CRM: What is your definition of excellent customer service?

Frances Frei:  Excellent customer service means providing great service for the things that matter most to your customers. The reason why may seem counterintuitive, but in order to be great, you have to be bad in some things. You need to understand what your customers value about your business and you'll have to make some choices. To be the best in class, you have to be the worst in class in some areas.

CRM: In your book, you discuss four rules: "You can't be good at everything;" "Someone has to pay for it;" "It's not your employees' fault;" and "You must manage your customers." Why did you decide to focus on these four rules?

Anne Morriss: We looked at a lot of industries and looked for patterns. What practices did companies with excellent service reputations have in common? We weren't specifically looking for four truths—and there wasn't a fifth truth that made the cut. These four were the most robust and can be widely applied to numerous industries.

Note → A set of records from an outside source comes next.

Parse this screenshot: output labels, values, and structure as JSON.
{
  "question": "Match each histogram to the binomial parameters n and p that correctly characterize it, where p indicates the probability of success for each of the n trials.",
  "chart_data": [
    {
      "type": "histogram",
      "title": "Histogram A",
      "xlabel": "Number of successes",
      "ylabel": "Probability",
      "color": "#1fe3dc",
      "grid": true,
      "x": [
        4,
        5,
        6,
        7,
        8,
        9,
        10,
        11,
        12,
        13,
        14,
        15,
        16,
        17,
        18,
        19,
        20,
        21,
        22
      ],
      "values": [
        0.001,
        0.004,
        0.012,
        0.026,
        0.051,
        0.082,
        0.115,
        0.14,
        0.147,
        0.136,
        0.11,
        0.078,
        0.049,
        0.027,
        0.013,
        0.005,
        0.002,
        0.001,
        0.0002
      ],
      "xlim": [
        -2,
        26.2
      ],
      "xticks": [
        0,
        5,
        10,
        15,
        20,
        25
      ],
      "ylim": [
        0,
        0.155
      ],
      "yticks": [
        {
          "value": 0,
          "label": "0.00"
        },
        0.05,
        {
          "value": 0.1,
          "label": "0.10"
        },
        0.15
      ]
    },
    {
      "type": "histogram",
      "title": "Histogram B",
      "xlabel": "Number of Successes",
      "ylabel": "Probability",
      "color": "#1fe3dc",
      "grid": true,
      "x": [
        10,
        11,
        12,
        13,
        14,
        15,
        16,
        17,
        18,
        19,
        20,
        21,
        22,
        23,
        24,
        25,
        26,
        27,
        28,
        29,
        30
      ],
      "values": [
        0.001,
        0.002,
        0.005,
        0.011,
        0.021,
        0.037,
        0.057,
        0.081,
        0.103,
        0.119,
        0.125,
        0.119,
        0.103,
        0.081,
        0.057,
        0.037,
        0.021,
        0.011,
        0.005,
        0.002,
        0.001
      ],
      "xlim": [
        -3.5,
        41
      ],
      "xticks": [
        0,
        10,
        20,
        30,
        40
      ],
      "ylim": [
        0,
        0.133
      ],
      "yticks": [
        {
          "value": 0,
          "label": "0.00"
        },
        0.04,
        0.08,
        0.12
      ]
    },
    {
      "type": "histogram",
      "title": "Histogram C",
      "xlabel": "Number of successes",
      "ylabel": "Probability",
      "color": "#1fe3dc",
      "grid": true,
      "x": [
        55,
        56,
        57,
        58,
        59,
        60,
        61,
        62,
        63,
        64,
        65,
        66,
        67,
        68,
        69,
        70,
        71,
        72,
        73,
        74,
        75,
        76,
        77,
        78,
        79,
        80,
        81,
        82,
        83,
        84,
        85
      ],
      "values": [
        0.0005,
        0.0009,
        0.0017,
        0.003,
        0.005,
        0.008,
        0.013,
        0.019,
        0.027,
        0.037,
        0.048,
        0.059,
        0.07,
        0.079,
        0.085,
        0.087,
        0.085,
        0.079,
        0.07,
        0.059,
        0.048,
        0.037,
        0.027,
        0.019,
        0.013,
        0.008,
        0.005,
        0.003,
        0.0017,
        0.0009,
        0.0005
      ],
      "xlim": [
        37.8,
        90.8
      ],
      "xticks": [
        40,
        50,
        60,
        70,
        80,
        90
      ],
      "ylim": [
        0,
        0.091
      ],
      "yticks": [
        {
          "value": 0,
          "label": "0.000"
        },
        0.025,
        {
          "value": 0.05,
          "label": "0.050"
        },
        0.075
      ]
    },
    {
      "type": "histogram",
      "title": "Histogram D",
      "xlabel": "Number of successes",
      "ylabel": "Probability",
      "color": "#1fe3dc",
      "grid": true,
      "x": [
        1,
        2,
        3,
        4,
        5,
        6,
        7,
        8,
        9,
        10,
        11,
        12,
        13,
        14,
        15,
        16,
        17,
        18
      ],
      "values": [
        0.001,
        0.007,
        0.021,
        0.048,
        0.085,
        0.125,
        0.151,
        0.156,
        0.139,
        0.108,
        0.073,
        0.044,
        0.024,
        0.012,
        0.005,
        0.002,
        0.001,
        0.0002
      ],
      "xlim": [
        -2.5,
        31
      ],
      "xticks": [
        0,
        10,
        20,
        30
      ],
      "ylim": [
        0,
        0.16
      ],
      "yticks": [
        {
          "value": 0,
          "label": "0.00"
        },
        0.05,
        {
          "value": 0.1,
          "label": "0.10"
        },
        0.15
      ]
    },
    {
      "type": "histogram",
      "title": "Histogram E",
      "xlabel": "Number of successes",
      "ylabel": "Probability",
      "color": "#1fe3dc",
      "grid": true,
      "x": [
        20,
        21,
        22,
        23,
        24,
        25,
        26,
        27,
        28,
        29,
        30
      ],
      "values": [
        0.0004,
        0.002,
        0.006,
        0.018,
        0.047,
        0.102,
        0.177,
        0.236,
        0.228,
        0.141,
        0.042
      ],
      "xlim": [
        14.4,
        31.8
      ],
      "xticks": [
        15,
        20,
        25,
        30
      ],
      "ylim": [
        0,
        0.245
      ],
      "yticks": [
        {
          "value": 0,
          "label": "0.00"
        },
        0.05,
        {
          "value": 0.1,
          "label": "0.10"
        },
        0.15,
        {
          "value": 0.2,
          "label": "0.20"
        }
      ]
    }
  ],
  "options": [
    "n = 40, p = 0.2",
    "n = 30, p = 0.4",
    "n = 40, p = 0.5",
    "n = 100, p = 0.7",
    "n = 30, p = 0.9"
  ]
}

CRM: Do companies need to follow all four to achieve excellent customer service?

Frei: Definitely the first rule [You can't be good at everything]. It would also be unusual if the third [It's not your employees' fault] didn't apply. The rule about funding [number two] applies to classic businesses but maybe not if you're a not-for-profit. The customer management system [rule number four] doesn't always apply, because the customer doesn't always have an operating role. You'll know what fits your situation.

CRM: Going back to the first rule, aren't companies taking a risk if it becomes known that they're not striving for excellence in everything they do?

Frei: There's a well-intentioned desire to be good at everything. The great irony is that will hold you back from achieving it. Most companies don't deliver sustained excellence.

Morriss: Your customers know where you're succeeding—and where you're not. Walmart is a good example. Everyone who walks into Walmart knows they're not walking into a high-end store, but they do expect great prices. It's a trade-off.

CRM: Can you describe a company that abides by the four truths in your book?

Morriss: One good example is Rackspace, the hosting and cloud computing company, which grew from about $12 million in revenues to $800 million in just a few years. Rackspace is best in class in service, but beaten by most of its competitors on price. It's very focused on clients with IT systems that are complex....The company does nothing to accommodate anyone who is price-sensitive or can do much of the work themselves.

Rackspace has much higher customer retention than its competitors. This is a funding source. The company estimates that existing, satisfied companies are up to 10 times more profitable than new customers.

"Rackers" (employees) are selected based on values, as well as skills, and there are clear, team-based performance incentives.

In addition, Rackspace has developed rigorous customer tracking tools—pricing, retention, churn—that make the profitability of every customer completely transparent, along with the cost of internal actions.

The most amazing thing to see is the company's die-hard belief in the capabilities of its people. Rackers are treated as precious resources who can do anything they put their minds to.

CRM: Is customer service changing for the better?

Morriss: The trend now is to ask customers to do an awful lot of work through self-service. You have to manage and train your customers. Set them up for success. The company Threadless, for example, is giving its customers the ability to weigh in on the designs of the T-shirts that it sells. Giving your customers more work may be a good idea, but can they do it? Can you handle [the customers'] sense of ownership?

Frei: Companies don't have to spend more money, they just have to shift it. We're optimistic the world will catch up to people's desire for service.